Crédito CC0:domínio público
Um estudo de uma equipe internacional de pesquisadores, incluindo cientistas brasileiros, mostra que a poluição urbana de Manaus, a capital do estado do Amazonas no Brasil, aumenta a formação de aerossóis através da Floresta Amazônica muito mais do que o esperado.
Este aumento acentuado nos aerossóis produzidos pela floresta tem um impacto significativo nos principais motores da mudança climática global, como equilíbrio radioativo, produção de nuvens e chuva, e a taxa de fotossíntese da planta. Onde a poluição urbana não afeta a floresta, aerossóis orgânicos são produzidos pelo solo da região, mas em quantidades muito menores, de acordo com o estudo.
Pesquisas semelhantes sobre florestas boreais, que foram usados como base para a modelagem climática global, mostraram um aumento máximo nos níveis de aerossóis orgânicos secundários de 60 por cento devido à poluição das cidades vizinhas.
"Pela primeira vez, fomos capazes de modelar e prever os níveis de aerossol na Amazônia. Os modelos climáticos baseados no Hemisfério Norte são conhecidos por não se aplicarem à Floresta Amazônica. Percebemos que os números derivados de outros estudos não batiam. Os resultados deste novo estudo irão, portanto, tornar os modelos meteorológicos mais precisos e refinar a modelagem climática regional e global, "disse publicado em Nature Communications , a poluição urbana resulta em um aumento médio de 200 por cento na formação de aerossóis orgânicos secundários, com picos de até 400 por cento.

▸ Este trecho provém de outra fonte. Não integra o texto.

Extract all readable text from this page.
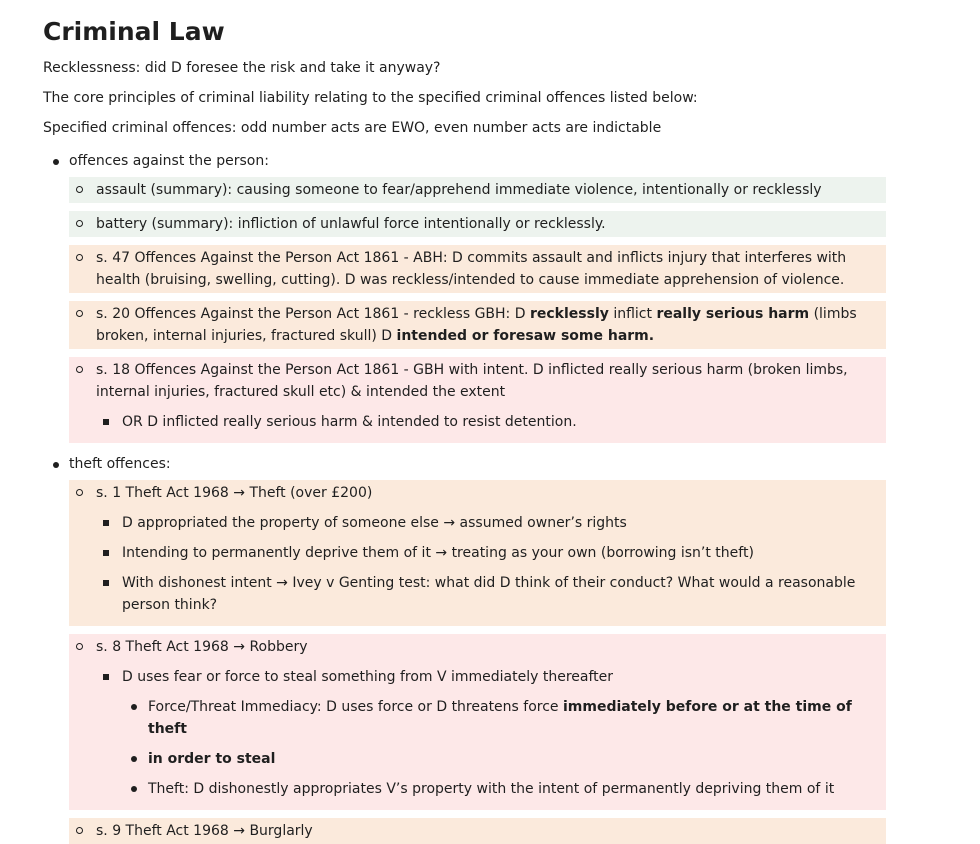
Criminal Law

Recklessness: did D foresee the risk and take it anyway?

The core principles of criminal liability relating to the specified criminal offences listed below:

Specified criminal offences: odd number acts are EWO, even number acts are indictable

offences against the person:
assault (summary): causing someone to fear/apprehend immediate violence, intentionally or recklessly
battery (summary): infliction of unlawful force intentionally or recklessly.
s. 47 Offences Against the Person Act 1861 - ABH: D commits assault and inflicts injury that interferes with health (bruising, swelling, cutting). D was reckless/intended to cause immediate apprehension of violence.
s. 20 Offences Against the Person Act 1861 - reckless GBH: D recklessly inflict really serious harm (limbs broken, internal injuries, fractured skull) D intended or foresaw some harm.
s. 18 Offences Against the Person Act 1861 - GBH with intent. D inflicted really serious harm (broken limbs, internal injuries, fractured skull etc) & intended the extent
OR D inflicted really serious harm & intended to resist detention.
theft offences:
s. 1 Theft Act 1968 → Theft (over £200)
D appropriated the property of someone else → assumed owner’s rights
Intending to permanently deprive them of it → treating as your own (borrowing isn’t theft)
With dishonest intent → Ivey v Genting test: what did D think of their conduct? What would a reasonable person think?
s. 8 Theft Act 1968 → Robbery
D uses fear or force to steal something from V immediately thereafter
Force/Threat Immediacy: D uses force or D threatens force immediately before or at the time of theft
in order to steal
Theft: D dishonestly appropriates V’s property with the intent of permanently depriving them of it
s. 9 Theft Act 1968 → Burglarly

A FAPESP apoiou o estudo como parte do Experimento Amazônia Oceano Verde e um Projeto Temático vinculado ao Programa de Pesquisa em Mudanças Climáticas Globais.
Paulo Artaxo, professora titular do Instituto de Física da Universidade de São Paulo (IF-USP) e uma das autoras do artigo, diz que o próximo passo é incluir a química do aerossol tropical nos modelos climáticos globais, tais como aqueles usados pelo Painel Intergovernamental das Nações Unidas sobre Mudanças Climáticas (IPCC), por exemplo, para que eles prevejam com mais precisão os ciclos hidrológicos na Amazônia e detectem mudanças nos padrões de chuva em toda a região tropical da Terra.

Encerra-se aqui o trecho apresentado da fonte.